Why A-list bloggers are the best customer service reps

On the bus in Israel, I had a chance to hang over a more sustained chunk of time with Scoble and  Craig Newmark, two super well known bloggers (Scoble has1,600,000 links in Google; Craigslist has 28MM), and I learned something I didn’t know before: these two A-listers are A-listers at least partly before they give some of the best customer service I’ve ever seen.

Yep, Scoble is online all the time with people who reach out to him: tweets, comments, trackbacks, posts. He pitches and catches with hundreds of people around the world, commenting and engaging in a way that means each person feel recognized.

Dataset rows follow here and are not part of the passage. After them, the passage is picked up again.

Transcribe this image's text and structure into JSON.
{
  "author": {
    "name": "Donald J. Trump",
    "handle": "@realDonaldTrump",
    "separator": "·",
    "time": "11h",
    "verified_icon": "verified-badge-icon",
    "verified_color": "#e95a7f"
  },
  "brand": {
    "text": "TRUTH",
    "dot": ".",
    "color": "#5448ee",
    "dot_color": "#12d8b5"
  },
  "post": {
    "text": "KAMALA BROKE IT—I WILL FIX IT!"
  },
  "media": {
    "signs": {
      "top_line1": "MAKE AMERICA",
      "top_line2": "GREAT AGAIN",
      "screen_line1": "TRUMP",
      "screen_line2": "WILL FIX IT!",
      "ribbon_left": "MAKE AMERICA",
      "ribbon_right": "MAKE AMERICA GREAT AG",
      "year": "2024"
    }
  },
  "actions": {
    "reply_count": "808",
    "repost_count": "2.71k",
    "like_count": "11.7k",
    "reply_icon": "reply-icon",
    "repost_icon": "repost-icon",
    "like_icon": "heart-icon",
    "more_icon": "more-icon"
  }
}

And Craig, it’s no different–Craig’s passion is customer service, as he likes to say, and while a chunk of that is scrubbing the myriad forms of Craigslist, I’d bet he’s just as committed to responding to the non-profits, the community folk, and the local folks who have something to say to him.

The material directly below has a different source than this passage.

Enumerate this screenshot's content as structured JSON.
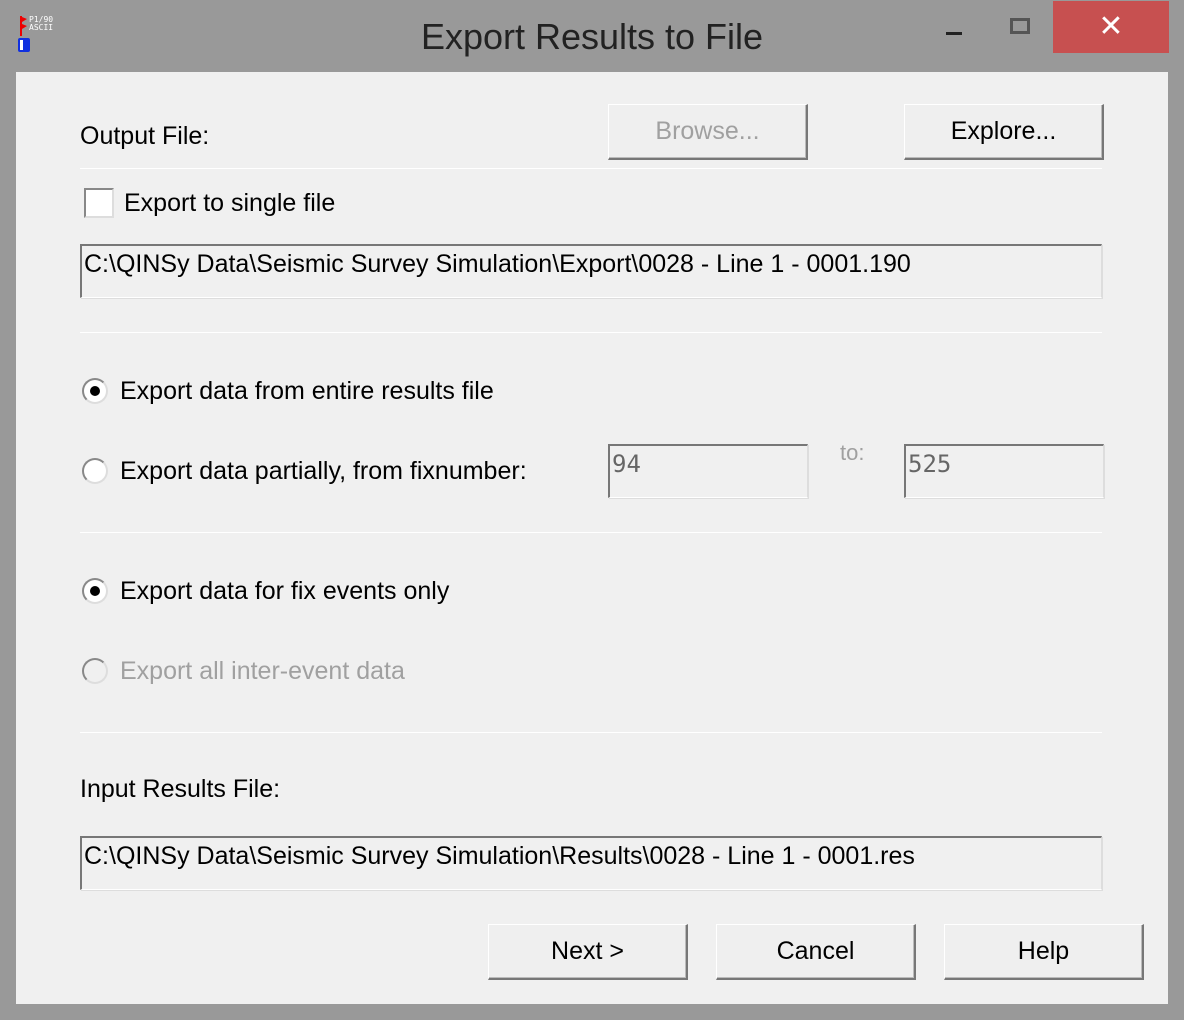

In other words, one of my take aways here is that these guys have intensified their stature through the one to one exchanges they have with people, and while these touches are not neccessarily visible, they make a huge difference in building and maintaining the connections.

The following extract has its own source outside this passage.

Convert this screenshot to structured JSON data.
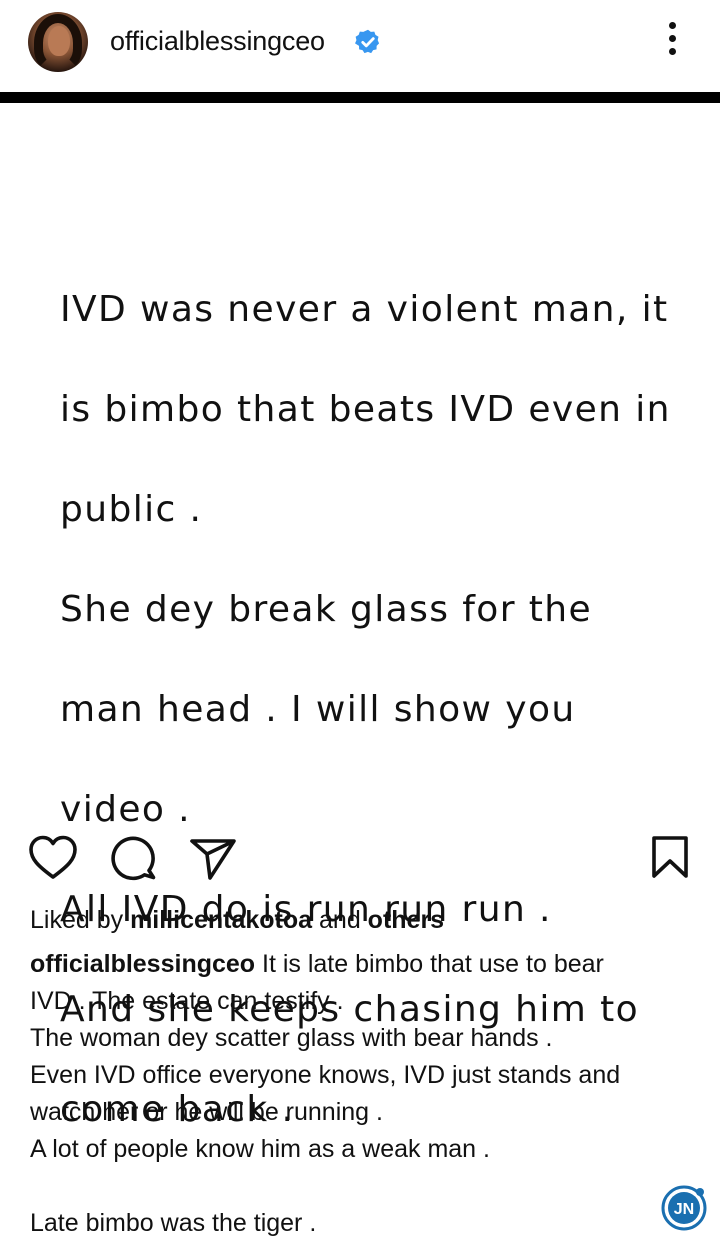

Interestingly, I heard the same things about Mike Arrington from Israeli entrepreneurs when I was in Israel–Over and over again, Mike’s name came up as someone people had spoken with, engaged with, learned from–so much so that I started to wonder how much Mike really sleeps.

In other words, in watching these folks in action, I realized while you build your reputation and your network through doing great blog posts, you can solidify and deepen it through true engagement with your audience, a lesson the best customer service reps–and the companies they support–have know for a while.